Neuro-Optometric Rehabilitation at our vision center in Old Bridge, NJ is a specialized Vision Therapy program for those who have suffered a brain injury. It effectively treats the visual problems of brain injury such as double vision, difficulty tracking, physically focusing, or maintaining attention. Once these vision problems are addressed, the effects of the injury are eliminated or reduced. The individual is then able to gain more from other therapies, such as occupational therapy, physical therapy, cognitive therapy, etc. If vision is not addressed, it is often difficult to recover or to reach greater potential.

When someone has a Traumatic Brain Injury (for example a car crash or a bad fall) or an Acquired Brain Injury (stroke or brain tumor), it is common to then have problems with vision. Making sense of what you see is one of the most important brain functions. Neuro-Optometrists help people individuals to solve the vision problems brought about by that brain injury. Addressing the vision problem often facilitates the benefits of other therapies. Neuro-Optometrists diagnose and treat in order to maximize the patient’s outcome. The ultimate goal of these services is to improve the patient’s quality of life.

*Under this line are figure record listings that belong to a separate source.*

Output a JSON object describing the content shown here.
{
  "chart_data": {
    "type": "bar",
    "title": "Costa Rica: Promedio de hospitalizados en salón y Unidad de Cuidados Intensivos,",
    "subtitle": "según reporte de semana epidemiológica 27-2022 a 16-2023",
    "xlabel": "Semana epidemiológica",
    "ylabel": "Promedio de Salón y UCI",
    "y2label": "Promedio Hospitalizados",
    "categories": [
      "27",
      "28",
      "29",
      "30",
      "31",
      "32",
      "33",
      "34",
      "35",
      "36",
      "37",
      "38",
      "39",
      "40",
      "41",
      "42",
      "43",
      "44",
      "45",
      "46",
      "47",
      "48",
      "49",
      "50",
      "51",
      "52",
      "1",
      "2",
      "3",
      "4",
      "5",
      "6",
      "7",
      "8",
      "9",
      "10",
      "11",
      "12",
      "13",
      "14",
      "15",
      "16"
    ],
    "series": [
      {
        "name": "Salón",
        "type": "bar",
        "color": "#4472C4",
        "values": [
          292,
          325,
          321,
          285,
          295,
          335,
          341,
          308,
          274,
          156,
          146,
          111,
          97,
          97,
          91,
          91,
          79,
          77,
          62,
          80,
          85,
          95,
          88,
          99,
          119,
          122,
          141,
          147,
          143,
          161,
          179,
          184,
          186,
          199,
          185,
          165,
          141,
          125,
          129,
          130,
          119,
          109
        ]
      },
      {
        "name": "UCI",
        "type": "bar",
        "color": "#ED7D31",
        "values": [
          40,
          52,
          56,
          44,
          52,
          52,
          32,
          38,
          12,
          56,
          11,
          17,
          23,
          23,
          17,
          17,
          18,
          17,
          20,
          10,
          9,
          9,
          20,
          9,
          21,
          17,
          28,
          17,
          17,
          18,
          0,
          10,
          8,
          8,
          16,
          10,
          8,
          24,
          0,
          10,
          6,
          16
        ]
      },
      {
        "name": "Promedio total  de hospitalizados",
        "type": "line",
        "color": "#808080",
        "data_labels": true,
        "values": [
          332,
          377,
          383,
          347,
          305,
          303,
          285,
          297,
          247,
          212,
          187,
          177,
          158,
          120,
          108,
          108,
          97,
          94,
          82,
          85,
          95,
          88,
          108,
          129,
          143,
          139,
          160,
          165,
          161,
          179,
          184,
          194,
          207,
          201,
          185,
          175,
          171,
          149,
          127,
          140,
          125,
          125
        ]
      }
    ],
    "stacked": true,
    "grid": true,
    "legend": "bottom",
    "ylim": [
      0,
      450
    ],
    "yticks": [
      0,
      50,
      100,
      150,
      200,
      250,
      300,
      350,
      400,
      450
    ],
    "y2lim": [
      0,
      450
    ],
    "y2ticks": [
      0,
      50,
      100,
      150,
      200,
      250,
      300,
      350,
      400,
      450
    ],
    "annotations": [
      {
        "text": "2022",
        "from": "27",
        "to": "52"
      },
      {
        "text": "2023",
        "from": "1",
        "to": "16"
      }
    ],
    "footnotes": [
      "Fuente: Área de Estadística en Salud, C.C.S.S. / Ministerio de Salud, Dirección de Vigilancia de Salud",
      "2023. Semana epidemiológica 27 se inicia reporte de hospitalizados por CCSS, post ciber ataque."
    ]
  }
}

There may not be an eye injury, but rather a problem of how the eyes move or how someone understands how they see. Some common problems include:

  • Strabismus (eye turn)
  • Binocular Vision Dysfunctions (the ability to coordinate the two eyes to work together)
  • Reduced visual acuity at far (how clear the letters are at distance)
  • Reduced visual acuity at near (how clear the letters are at reading distance)
  • Accommodative Disorders (physically focusing the eyes)
  • Difficulties in visual perception (are objects where I think they are?)
  • Visual Field loss (not being able to see on the right side of the right eye, for example)
  • Deficits in visual motor (eye movement problems)
  • Ocular Motility disorders integration (putting together eye movement with body movement)
  • Visual Information Processing (making sense of what you see)

These visual issues then affect how someone is able to function on a daily basis.